On Wednesday evening almost 200 members of U.S. Congress, including 22 Republicans, voted in favor of an amendment to the Military Construction and Veterans Affairs, and Related Agencies Appropriations Act, 2014, that would have allowed physicians employed by the Veterans Health Administration to recommend the use of medical marijuana to those veterans who live in states that currently have legalized the drug.
Currently medical providers at the federal agency are forbidden from recommending a patient try medical marijuana even if they are suffering from conditions helped by the drug such as cancer, HIV/AIDS and post-traumatic stress disorder, which means veterans often have to find another medical provider if they wanted a medical marijuana recommendation or simply have to undergo treatment without trying this possibly life-saving drug.
“Veterans should not be forced outside of the VA system to seek a simple recommendation for treatment if they are eligible to use medical marijuana under their state’s law,” said Rep. Earl Blumenauer, (D-Oregon), one of the amendment’s sponsors. “Similarly, VA doctors should be able to make recommendations to fit the needs of their patients, not handcuffed by bureaucracy.
“Over 20 percent of the 2.3 million American veterans who served in Iraq and Afghanistan suffer from PTS and depression,” the Congressman explained. “While there is no single approach to aiding our veterans, we clearly should not allow outdated drug policies to serve as a roadblock on the path to recovery. This should not be controversial.”
Unfortunately, the amendment ultimately failed in a vote of 195 to 222, meaning federal funds will continue to be used to ensure that VA physicians are not recommending patients use the substance.
“Our troops have sacrificed a lot for our country, and in return they deserve the best medical care possible,” said Dan Riffle, director of federal policies for the Marijuana Policy Project, in regards to the amendment’s failure. “Veterans should not have to abandon the VA system and the doctors who know them best in order to benefit from their states’ medical marijuana programs.
“Medical treatment decisions should be made by patients and physicians, not paper-pushers and politicians. Government bureaucrats should not be intervening and telling doctors what treatment options they can and cannot recommend. There is a mountain of evidence demonstrating medical marijuana’s effectiveness in the treatment of a variety of debilitating conditions. Oftentimes, medical marijuana is a safer and more effective option than traditionally prescribed drugs.”
Mike Liszewski, government affairs director at Americans for Safe Access, the country’s leading medical cannabis advocacy organization, agreed the amendment was the best thing for veterans health, and called the vote a “litmus test on whether members of Congress think a veteran’s medical use of marijuana is a decision best left to doctors or bureaucrats.”
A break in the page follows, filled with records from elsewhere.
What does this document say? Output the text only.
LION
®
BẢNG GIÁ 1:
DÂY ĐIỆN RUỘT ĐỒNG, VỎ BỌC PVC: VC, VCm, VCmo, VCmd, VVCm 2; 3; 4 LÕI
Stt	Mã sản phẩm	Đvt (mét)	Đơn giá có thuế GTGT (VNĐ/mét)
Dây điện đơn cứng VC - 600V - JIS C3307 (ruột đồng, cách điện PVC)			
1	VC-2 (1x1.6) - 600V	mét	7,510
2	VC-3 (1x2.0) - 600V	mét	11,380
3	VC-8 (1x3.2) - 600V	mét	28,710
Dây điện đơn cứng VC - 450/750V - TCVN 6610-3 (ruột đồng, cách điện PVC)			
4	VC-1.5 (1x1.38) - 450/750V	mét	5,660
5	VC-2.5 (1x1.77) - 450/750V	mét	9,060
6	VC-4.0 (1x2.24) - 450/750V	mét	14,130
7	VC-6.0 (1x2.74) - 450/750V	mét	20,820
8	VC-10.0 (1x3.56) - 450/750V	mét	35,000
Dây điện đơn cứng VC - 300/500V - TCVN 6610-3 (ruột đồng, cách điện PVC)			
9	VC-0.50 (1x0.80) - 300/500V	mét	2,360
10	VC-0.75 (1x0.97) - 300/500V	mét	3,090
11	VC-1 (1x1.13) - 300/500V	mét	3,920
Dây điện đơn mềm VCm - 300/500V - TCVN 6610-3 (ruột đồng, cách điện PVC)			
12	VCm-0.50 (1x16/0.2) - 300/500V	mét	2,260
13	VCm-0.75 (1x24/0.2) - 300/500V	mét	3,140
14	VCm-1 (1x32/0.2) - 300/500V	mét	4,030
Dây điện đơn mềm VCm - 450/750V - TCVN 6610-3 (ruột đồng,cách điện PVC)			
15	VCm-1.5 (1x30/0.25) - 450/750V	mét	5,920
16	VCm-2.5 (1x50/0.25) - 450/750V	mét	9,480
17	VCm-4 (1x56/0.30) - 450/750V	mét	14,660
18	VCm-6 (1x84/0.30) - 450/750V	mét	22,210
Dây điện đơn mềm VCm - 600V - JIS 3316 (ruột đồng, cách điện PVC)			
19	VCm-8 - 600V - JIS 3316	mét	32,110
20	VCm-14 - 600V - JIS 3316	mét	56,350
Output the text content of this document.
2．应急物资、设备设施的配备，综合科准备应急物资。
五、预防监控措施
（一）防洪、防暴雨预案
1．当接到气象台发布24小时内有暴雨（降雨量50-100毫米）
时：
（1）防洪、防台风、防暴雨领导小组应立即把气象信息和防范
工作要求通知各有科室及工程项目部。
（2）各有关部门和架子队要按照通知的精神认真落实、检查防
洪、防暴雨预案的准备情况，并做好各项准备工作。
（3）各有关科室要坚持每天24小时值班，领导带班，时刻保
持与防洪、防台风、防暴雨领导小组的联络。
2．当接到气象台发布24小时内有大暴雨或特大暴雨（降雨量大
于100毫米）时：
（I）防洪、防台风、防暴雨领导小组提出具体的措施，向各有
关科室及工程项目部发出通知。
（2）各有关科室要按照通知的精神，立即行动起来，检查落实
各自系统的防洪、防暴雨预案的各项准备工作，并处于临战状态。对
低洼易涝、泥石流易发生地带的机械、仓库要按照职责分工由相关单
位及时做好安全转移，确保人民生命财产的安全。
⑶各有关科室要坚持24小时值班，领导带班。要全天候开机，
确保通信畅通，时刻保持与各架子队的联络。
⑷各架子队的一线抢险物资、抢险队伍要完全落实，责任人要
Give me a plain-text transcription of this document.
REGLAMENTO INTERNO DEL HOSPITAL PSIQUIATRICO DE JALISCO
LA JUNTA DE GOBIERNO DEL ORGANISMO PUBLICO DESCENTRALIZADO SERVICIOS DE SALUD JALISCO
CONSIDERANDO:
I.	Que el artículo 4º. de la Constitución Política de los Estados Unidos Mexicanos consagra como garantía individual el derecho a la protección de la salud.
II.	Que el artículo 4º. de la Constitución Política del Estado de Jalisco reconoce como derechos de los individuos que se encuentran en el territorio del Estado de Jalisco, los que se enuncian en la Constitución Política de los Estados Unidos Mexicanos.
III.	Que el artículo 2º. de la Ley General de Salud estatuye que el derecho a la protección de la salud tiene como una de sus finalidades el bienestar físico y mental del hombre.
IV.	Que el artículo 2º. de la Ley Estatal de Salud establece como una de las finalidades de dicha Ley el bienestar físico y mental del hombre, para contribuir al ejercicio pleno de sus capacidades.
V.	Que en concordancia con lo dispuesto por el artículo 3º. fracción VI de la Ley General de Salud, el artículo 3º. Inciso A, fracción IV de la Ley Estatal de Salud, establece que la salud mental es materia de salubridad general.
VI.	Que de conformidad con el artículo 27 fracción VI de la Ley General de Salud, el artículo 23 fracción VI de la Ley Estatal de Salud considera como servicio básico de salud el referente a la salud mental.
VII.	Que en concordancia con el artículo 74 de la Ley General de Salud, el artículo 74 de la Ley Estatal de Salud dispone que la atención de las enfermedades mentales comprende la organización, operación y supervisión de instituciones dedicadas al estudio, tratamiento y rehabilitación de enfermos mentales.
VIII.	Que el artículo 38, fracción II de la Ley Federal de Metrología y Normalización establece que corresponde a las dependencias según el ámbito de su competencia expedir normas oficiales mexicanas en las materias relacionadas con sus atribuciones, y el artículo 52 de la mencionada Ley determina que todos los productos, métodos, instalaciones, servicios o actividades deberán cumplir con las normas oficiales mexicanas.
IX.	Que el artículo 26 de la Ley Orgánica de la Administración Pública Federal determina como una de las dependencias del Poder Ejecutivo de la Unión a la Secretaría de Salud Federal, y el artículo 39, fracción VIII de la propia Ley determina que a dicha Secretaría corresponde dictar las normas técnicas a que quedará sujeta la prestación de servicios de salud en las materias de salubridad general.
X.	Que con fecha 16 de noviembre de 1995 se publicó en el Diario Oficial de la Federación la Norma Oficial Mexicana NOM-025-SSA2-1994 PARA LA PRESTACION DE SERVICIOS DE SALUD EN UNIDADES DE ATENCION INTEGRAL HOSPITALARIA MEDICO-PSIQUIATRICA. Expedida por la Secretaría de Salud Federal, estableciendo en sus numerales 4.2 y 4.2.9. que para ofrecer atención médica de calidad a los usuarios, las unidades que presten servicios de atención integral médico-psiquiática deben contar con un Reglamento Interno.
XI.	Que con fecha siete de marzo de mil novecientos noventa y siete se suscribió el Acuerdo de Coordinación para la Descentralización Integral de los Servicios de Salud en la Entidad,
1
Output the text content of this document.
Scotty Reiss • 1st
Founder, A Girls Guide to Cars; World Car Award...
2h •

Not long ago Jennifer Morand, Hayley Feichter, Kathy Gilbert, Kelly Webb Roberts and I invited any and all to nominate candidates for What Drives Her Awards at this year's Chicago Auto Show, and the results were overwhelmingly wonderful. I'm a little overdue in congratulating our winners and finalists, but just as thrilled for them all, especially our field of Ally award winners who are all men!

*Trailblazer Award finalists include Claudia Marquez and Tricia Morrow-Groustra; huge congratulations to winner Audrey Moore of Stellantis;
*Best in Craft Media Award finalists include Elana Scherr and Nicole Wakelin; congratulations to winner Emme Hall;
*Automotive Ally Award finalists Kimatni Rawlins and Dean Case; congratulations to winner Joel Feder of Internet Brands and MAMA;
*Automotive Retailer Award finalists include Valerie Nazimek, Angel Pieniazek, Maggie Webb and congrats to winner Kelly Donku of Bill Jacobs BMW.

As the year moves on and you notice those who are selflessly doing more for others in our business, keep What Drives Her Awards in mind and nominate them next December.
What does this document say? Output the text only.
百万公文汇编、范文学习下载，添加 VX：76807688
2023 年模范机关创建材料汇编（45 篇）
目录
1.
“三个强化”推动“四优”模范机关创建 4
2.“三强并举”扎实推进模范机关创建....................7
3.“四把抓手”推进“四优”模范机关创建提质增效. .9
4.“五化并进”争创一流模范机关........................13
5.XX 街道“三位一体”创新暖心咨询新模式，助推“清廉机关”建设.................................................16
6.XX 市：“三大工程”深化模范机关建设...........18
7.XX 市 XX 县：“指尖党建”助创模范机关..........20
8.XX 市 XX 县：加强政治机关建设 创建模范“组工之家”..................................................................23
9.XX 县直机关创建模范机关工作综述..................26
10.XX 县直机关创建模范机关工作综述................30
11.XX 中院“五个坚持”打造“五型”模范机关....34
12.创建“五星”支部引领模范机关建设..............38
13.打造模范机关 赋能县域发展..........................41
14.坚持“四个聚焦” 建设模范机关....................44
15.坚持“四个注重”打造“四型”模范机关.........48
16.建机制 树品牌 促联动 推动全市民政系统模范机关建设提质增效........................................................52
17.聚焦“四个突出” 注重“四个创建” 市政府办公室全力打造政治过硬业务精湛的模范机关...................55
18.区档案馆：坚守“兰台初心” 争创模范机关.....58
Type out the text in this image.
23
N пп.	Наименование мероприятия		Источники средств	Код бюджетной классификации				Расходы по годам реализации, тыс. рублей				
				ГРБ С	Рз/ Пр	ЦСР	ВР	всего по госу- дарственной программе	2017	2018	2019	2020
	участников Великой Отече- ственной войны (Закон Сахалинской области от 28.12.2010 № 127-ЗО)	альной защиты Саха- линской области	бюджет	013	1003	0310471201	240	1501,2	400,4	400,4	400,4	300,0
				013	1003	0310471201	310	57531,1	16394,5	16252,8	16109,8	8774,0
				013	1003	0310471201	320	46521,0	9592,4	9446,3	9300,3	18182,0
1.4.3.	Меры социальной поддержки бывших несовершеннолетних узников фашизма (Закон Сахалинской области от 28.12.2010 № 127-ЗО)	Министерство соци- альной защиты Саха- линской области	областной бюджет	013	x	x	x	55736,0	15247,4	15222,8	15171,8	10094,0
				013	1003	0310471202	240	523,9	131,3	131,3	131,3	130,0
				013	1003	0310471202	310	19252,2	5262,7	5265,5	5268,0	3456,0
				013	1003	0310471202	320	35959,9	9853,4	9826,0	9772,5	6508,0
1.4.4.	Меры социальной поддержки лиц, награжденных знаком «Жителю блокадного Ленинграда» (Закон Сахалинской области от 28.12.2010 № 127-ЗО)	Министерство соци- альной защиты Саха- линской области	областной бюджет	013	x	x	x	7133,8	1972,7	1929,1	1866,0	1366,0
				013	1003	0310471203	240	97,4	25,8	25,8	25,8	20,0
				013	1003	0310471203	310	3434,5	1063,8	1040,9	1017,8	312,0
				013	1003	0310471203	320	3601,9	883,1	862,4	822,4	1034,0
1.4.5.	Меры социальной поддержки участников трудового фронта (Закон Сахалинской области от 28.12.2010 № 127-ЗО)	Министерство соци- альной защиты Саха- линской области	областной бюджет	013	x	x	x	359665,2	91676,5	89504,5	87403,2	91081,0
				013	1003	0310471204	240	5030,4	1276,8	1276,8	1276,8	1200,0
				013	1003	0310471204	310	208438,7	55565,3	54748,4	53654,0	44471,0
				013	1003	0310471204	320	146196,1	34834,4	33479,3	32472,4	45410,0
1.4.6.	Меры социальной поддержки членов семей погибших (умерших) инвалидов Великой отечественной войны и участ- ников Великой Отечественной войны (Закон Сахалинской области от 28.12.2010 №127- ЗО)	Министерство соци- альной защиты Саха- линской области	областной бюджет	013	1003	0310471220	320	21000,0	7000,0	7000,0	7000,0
He explained that VA physicians should have the ability to recommend “medical cannabis to our combat veterans who have returned home with wounds from serving their country,” and pointed out that the U.S. Supreme Court has historically agreed that health care providers should be protected under the First Amendment when it comes to having a conversation with their patients.
But as Michael Krawitz, executive director of Veterans For Medical Cannabis Access, pointed out, “In 2010, we learned that VA doctors do not enjoy free speech and can therefore be prohibited from engaging in the free speech activity of recommending cannabis under state laws.”
While the political battle over medical marijuana continues throughout the U.S. on both a state and federal level, those who could be helped by the use of medical marijuana, such as veterans, appear to be the only ones getting hurt in this battle that appears to be more about power than the health and well-being of Americans.
Even if the amendment would have passed, not all veterans would have been given access to a medicine they need, as currently only nine of the more than 20 states that have legalized medical marijuana, plus Washington, D.C., recognize PTSD as a medical condition that can be helped by the substance. Eighteen states allow for use of the drug to help with severe and chronic pain.
“I greatly appreciate Congressman Blumenauer being a champion not only for physicians’ rights but also veterans’ rights,” said T.J. Thompson, a U.S. Navy Veteran and Virginia ASA Chapter Chair in a press release. “He has revived my beliefs in a system which I, along with many other veterans, feel has at times failed us, after we volunteered our lives to protect that same system.”